Haugen is expected to make the same point in her opening testimony tomorrow, according to a copy of that testimony obtained by Reuters. "When we realized tobacco companies were hiding the harms it caused, the government took action," her testimony reads. "When we figured out cars were safer with seat belts, the government took action. I implore you to do the same here."

Facebook pushed back on the report, telling 60 Minutes that the company works diligently to "balance protecting the right of billions of people to express themselves openly with the need to keep our platform a safe and positive place."

Now a public affairs consultant, Burton, the founder of the Democratic super PAC Priorities USA Action, also serves on the board of the Center for Humane Technology, a nonprofit organization founded in 2018 that has pit itself against technology companies like Facebook, arguing that they are incentivized to stoke outrage and polarization at the cost of human well-being. The organization produced the 2020 Netflix documentary "The Social Dilemma," which explores the deleterious influence of social media on its users. Bryson Gillette has done communications work for the Center for Human Technology, according to an event agenda posted online by PR News in which Burton is expected to discuss his work to create a "cultural awakening around the impacts of social media on democracy and our daily lives."

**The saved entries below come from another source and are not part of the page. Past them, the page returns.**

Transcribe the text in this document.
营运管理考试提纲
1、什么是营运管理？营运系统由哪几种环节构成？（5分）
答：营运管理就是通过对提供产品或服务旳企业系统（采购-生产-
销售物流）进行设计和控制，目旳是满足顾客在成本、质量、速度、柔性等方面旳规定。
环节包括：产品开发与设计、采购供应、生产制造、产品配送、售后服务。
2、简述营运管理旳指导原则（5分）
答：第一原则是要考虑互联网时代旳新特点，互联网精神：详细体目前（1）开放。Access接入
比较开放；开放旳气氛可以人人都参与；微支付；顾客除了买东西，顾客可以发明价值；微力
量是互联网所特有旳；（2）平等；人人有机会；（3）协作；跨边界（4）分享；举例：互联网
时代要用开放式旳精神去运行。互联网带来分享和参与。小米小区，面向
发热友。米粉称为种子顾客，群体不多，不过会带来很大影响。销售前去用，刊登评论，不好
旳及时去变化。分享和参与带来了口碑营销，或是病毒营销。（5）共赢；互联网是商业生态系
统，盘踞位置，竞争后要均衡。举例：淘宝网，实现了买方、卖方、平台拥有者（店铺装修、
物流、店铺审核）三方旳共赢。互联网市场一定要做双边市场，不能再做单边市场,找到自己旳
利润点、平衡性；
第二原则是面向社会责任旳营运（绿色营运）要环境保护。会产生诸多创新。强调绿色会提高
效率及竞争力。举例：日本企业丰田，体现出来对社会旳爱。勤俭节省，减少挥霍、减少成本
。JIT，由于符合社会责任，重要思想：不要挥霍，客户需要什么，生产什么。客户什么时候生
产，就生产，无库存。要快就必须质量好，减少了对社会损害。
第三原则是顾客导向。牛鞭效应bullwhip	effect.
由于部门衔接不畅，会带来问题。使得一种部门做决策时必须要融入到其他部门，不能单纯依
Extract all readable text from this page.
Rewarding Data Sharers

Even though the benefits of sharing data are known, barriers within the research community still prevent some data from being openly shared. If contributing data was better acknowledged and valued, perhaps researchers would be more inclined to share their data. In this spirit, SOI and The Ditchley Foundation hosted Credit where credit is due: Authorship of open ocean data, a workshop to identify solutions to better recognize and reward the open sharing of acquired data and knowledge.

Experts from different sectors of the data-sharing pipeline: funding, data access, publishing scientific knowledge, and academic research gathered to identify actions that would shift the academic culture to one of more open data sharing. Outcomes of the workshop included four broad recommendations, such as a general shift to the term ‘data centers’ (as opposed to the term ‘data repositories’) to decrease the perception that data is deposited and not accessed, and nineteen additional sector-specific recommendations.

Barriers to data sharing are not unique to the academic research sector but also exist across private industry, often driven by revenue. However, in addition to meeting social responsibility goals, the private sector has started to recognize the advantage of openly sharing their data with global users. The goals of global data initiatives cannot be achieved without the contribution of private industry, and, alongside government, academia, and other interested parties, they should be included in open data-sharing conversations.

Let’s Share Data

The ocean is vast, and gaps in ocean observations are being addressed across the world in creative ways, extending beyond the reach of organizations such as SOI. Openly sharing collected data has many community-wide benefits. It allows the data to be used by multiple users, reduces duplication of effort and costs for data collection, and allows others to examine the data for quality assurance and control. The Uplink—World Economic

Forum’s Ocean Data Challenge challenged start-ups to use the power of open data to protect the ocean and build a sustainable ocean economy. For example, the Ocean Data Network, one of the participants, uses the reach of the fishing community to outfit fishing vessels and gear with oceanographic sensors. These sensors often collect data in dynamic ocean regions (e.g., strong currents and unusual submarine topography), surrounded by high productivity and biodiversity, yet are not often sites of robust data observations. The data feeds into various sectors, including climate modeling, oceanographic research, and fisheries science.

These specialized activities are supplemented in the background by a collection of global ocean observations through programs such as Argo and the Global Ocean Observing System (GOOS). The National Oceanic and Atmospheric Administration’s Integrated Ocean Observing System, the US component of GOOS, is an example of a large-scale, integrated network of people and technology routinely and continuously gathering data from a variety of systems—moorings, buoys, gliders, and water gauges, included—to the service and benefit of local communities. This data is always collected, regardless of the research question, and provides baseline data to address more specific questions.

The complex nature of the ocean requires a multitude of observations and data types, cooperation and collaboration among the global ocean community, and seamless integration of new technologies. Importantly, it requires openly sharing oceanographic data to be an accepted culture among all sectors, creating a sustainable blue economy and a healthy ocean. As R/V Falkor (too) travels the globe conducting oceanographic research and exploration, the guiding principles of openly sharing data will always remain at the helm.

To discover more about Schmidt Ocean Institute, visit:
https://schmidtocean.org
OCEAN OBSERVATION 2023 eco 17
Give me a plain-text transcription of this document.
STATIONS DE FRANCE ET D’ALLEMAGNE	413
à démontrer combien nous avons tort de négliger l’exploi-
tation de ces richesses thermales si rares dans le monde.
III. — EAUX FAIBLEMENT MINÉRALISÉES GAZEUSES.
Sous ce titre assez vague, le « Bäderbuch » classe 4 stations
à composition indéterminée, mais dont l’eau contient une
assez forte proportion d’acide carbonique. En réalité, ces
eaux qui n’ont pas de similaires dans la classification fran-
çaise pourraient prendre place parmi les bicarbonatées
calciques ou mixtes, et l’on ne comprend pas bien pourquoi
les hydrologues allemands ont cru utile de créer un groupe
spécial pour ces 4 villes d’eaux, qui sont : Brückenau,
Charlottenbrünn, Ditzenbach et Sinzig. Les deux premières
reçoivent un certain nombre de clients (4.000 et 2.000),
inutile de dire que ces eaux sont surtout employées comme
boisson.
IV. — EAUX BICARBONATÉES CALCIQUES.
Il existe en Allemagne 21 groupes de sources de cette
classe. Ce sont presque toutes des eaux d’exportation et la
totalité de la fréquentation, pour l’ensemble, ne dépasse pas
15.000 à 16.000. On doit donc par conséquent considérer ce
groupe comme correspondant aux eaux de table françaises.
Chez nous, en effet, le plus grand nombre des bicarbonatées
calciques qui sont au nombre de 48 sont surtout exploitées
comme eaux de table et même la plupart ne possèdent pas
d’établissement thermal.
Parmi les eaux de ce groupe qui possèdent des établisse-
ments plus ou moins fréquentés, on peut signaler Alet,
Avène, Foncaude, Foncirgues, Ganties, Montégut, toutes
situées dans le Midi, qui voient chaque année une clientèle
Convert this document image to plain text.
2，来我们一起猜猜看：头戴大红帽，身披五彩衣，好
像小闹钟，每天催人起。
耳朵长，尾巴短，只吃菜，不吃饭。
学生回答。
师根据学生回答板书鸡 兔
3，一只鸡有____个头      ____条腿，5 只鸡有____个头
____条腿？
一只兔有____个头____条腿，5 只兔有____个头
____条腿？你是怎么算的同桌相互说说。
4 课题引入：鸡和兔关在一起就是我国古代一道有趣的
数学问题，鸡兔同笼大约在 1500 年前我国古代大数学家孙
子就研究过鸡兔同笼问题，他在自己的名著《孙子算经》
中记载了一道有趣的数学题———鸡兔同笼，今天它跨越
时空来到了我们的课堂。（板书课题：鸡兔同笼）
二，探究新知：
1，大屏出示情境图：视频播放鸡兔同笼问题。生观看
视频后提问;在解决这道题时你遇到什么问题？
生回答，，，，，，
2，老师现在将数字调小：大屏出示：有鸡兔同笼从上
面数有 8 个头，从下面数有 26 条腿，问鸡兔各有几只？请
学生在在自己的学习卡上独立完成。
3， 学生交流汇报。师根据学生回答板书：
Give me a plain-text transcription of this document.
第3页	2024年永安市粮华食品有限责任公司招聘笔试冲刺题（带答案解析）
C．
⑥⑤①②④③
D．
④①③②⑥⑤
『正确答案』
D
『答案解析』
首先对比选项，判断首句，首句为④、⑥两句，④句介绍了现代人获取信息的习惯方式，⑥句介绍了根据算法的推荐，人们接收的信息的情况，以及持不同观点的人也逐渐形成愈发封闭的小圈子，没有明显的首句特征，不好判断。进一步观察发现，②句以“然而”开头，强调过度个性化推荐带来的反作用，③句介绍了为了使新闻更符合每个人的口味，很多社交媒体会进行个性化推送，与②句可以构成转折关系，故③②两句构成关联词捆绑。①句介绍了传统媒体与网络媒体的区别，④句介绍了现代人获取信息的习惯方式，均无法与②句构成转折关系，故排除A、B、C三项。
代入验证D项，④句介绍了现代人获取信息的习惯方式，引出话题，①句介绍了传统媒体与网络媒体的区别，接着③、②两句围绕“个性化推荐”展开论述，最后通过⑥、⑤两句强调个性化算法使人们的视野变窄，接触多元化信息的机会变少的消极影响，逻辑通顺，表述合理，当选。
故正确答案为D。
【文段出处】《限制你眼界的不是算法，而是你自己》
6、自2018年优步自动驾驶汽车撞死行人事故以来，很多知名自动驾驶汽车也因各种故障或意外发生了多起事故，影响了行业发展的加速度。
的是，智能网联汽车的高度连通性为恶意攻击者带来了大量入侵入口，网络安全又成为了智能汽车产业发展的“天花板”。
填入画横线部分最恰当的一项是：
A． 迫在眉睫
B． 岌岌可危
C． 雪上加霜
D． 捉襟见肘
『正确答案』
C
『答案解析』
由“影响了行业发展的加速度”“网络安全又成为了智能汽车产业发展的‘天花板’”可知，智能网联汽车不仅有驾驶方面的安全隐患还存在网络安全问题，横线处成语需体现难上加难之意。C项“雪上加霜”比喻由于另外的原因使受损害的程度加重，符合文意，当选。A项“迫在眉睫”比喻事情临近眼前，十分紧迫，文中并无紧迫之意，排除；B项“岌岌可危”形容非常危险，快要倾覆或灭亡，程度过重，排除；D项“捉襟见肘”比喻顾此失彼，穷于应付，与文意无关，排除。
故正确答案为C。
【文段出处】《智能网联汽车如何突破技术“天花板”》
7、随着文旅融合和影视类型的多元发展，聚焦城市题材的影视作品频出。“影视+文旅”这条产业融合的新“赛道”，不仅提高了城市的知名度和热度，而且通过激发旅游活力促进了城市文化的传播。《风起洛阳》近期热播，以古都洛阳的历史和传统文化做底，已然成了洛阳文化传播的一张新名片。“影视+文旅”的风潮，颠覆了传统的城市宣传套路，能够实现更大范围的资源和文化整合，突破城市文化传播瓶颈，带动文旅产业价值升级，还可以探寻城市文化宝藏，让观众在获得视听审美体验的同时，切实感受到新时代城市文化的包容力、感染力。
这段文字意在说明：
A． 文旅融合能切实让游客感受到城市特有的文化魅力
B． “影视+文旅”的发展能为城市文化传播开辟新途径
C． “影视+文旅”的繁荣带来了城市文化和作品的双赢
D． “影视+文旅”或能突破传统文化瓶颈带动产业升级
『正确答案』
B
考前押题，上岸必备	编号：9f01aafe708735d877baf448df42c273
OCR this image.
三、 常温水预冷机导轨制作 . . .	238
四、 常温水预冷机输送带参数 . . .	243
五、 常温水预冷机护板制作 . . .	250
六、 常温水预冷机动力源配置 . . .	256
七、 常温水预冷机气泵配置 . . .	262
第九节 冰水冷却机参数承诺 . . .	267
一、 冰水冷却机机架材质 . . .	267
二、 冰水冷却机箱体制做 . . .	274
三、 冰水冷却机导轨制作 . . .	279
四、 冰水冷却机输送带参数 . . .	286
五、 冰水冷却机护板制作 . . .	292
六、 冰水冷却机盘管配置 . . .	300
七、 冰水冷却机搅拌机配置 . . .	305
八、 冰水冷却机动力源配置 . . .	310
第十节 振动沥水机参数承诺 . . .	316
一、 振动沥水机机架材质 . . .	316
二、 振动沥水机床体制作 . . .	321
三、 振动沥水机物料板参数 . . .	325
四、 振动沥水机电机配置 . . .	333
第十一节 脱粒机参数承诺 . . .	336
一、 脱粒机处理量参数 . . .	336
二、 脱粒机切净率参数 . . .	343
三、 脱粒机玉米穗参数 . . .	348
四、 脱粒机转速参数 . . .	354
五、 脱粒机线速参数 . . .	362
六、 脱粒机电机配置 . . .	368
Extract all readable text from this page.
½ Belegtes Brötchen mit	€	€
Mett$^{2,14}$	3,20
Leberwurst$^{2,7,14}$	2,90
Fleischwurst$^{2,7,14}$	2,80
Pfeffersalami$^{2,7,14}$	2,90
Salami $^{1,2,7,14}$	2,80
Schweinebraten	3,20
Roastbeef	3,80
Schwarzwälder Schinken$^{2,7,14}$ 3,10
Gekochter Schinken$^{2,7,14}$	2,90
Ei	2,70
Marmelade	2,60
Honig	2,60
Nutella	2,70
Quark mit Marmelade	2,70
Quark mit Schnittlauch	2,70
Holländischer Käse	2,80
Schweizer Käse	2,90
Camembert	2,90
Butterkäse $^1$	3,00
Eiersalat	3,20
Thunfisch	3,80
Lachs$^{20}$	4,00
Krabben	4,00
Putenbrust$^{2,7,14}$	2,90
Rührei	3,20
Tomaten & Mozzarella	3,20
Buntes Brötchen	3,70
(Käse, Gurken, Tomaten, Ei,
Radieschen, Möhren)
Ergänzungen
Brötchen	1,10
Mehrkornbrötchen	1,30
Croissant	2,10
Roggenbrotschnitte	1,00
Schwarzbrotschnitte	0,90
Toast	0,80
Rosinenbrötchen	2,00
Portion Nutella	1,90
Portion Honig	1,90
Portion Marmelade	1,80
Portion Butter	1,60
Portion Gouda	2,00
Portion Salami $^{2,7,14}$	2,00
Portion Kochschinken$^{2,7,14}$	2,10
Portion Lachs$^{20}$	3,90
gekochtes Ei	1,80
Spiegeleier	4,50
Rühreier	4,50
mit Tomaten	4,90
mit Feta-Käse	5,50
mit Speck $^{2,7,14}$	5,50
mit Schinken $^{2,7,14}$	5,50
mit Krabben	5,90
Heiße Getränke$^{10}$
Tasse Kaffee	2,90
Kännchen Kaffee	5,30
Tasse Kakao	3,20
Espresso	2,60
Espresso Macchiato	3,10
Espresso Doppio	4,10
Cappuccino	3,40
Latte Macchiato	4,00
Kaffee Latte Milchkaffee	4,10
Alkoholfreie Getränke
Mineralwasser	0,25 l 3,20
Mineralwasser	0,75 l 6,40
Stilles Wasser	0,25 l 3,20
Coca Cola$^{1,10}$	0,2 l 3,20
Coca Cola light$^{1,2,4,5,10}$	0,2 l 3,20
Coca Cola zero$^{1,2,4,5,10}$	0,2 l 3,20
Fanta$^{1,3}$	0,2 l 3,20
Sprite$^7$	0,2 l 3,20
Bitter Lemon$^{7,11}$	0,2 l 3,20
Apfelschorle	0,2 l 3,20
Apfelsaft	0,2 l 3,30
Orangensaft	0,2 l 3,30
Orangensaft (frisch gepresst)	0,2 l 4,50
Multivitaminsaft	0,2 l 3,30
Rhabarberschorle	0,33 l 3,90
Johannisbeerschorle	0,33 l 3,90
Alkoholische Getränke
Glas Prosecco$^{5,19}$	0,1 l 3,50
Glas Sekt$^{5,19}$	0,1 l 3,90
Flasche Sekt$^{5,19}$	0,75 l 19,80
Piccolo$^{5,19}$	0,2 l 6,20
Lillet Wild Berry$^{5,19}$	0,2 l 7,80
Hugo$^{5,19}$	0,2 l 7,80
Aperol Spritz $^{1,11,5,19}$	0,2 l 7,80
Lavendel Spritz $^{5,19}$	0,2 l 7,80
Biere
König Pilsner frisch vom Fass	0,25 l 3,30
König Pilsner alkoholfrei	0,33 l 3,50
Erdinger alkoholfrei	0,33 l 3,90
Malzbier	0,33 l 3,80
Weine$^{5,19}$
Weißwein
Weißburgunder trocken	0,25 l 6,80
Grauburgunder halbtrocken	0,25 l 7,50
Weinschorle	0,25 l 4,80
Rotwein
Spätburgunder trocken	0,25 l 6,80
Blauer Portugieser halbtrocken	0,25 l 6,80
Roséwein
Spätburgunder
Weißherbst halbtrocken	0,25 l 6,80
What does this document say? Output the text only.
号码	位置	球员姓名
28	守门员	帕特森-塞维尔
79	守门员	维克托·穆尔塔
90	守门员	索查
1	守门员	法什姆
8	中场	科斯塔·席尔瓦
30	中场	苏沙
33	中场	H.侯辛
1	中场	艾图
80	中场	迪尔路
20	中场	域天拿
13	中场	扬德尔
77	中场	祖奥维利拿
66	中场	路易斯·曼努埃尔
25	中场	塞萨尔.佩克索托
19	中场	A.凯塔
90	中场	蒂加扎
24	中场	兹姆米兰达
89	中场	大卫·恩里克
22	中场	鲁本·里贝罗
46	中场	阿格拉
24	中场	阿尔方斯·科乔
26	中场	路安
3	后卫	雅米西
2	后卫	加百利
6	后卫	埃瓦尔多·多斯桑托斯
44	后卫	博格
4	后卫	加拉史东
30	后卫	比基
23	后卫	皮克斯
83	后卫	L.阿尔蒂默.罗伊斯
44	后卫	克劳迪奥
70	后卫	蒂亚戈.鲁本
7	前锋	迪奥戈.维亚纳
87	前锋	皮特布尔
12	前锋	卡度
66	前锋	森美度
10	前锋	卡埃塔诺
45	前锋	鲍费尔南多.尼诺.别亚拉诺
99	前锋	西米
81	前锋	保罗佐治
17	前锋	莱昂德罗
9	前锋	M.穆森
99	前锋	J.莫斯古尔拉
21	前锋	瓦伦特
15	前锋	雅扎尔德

Haugen echoed that message on 60 Minutes, telling CBS's Scott Pelley that because Facebook "can be hacked with anger, it's easier to provoke people into anger." She continued, "And publishers are saying, 'Oh, if I do more angry, polarizing, divisive content, I get more money.' Facebook has set up a system of incentives that is pulling people apart."

The Center for Humane Technology's "key advisers" also include Facebook cofounder and former New Republic owner Chris Hughes and is funded by left-wing charitable organizations including George Soros's Open Society Foundations, the Ford Foundation, and the Robert Wood Johnson foundation.

The Center for Humane Technology did not respond to a request for comment.